We finished our pilgrimage of pools with the two pools the furthest down the coast – the famous Blue Pool in Bermagui and Aslings Beach Pool in Eden.
Secretly, my hopes were high for Eden. We had travelled a long way for our last pool. While the pilgrimage has been rewarding, every journey wearies the traveller. I wanted one more transcendent moment, a beautiful day, and a final dip in clear, crystal waters.
The day was overcast and rainy. You approach the pool across the beach and at first, you can’t quite see what is wrong. The setting is so magnificent it distracts you. An enormous rock cliff boulder towers over the pool, as though another being had set it there to remind us how small we are. But on approach, we see the pool has been overpowered by sand and only a small part of it is swimmable.
Disappointment is the gap between expectation and reality. The response is either to keep your expectations low or stay in reality, absolutely moored in the moment. Last night, I read the obituary of the Buddhist monk Thich Nhat Hanh. The writer shared how the monk had dreamed of marketing a watch where each number was ‘now’.
Fortified by my reading, we stay with reality and when we enter the moment our last pool is everything it was always going to be. There’s a little swimming cave in the underhang of the boulder to explore, three young girls play and when we talk about the sand levels one of them tells me that it has been like that since they arrived. How long have they been here, I enquire? About 30 minutes.

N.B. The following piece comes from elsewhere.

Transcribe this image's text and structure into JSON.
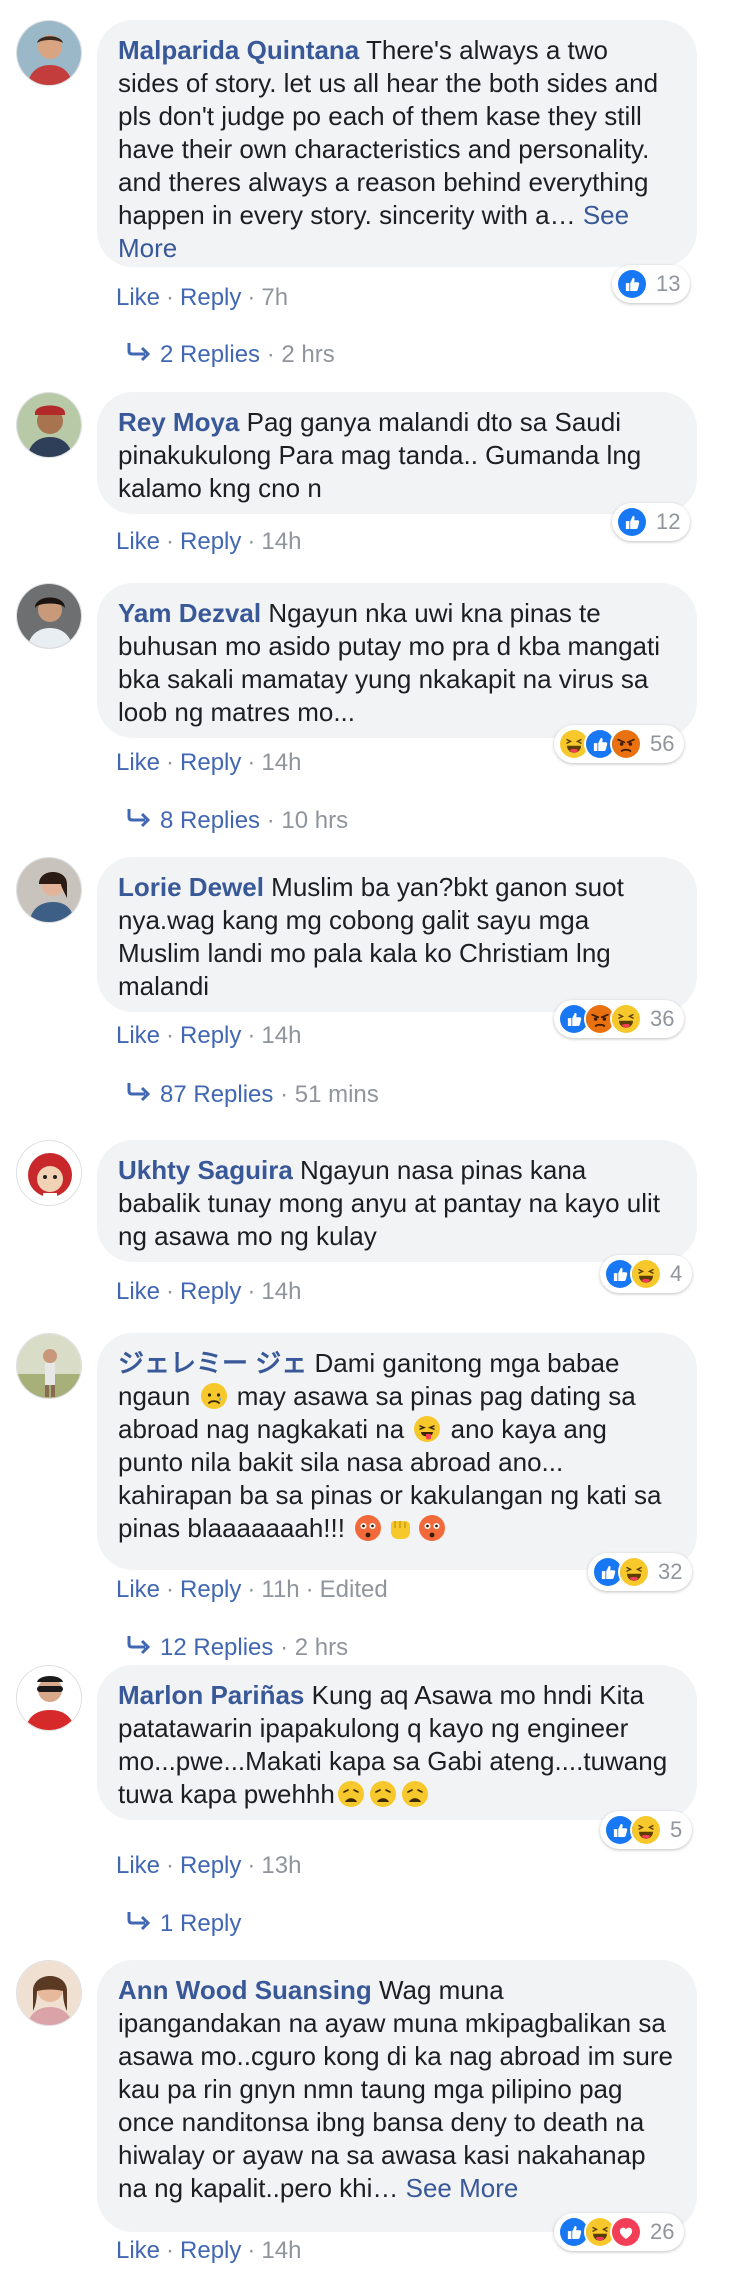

We have come to Eden from Bermagui with its famous Blue Pool. The contrast between the two could not be deeper. The Blue Pool has excellent infrastructure with solid stairs leading down to its magnificence. It is a large natural pool that has been very sympathetically enlarged to be a veritable lake of beauty. It has the deepest waters of any pool we have swum in. The shower, near the bottom of the stairs, is the best rock pool shower you will ever see. Its concrete floor is shaped for natural drainage, and it suspends you over the rocks, so you cleanse yourself while looking out across the Tasman Sea and beyond to the Southern Ocean. Some seals hang at the bottom, sheltering in a small cove. This pool is much loved and cared for.
In Eden, there’s a local group that has been working to raise funds to save the pool. According to reports, the council feels unable to give the financial support needed and funds will need to be raised from other sources. I hope they are successful.
And that’s the point I want to leave you on. New South Wales has the largest collection of coastal rock pools in the world. They are expensive to maintain, and I doubt we will build any more – certainly not the kind of pools that use the natural landscape as an intrinsic part of the pool. These pools were built at a different time, by a different person. They are an old art, a dying breed and if we don’t maintain them, they will slip back into the sea or be swallowed by sand monsters.
The best of these pools is a fusion of man and nature. They illustrate a vision of how human intervention enhance a natural occurrence. These pools have been molded for our pleasure but continue to please the sea. There’s much to learn from these installations that sit at the intersection of sea and land on how to work with nature, not against it.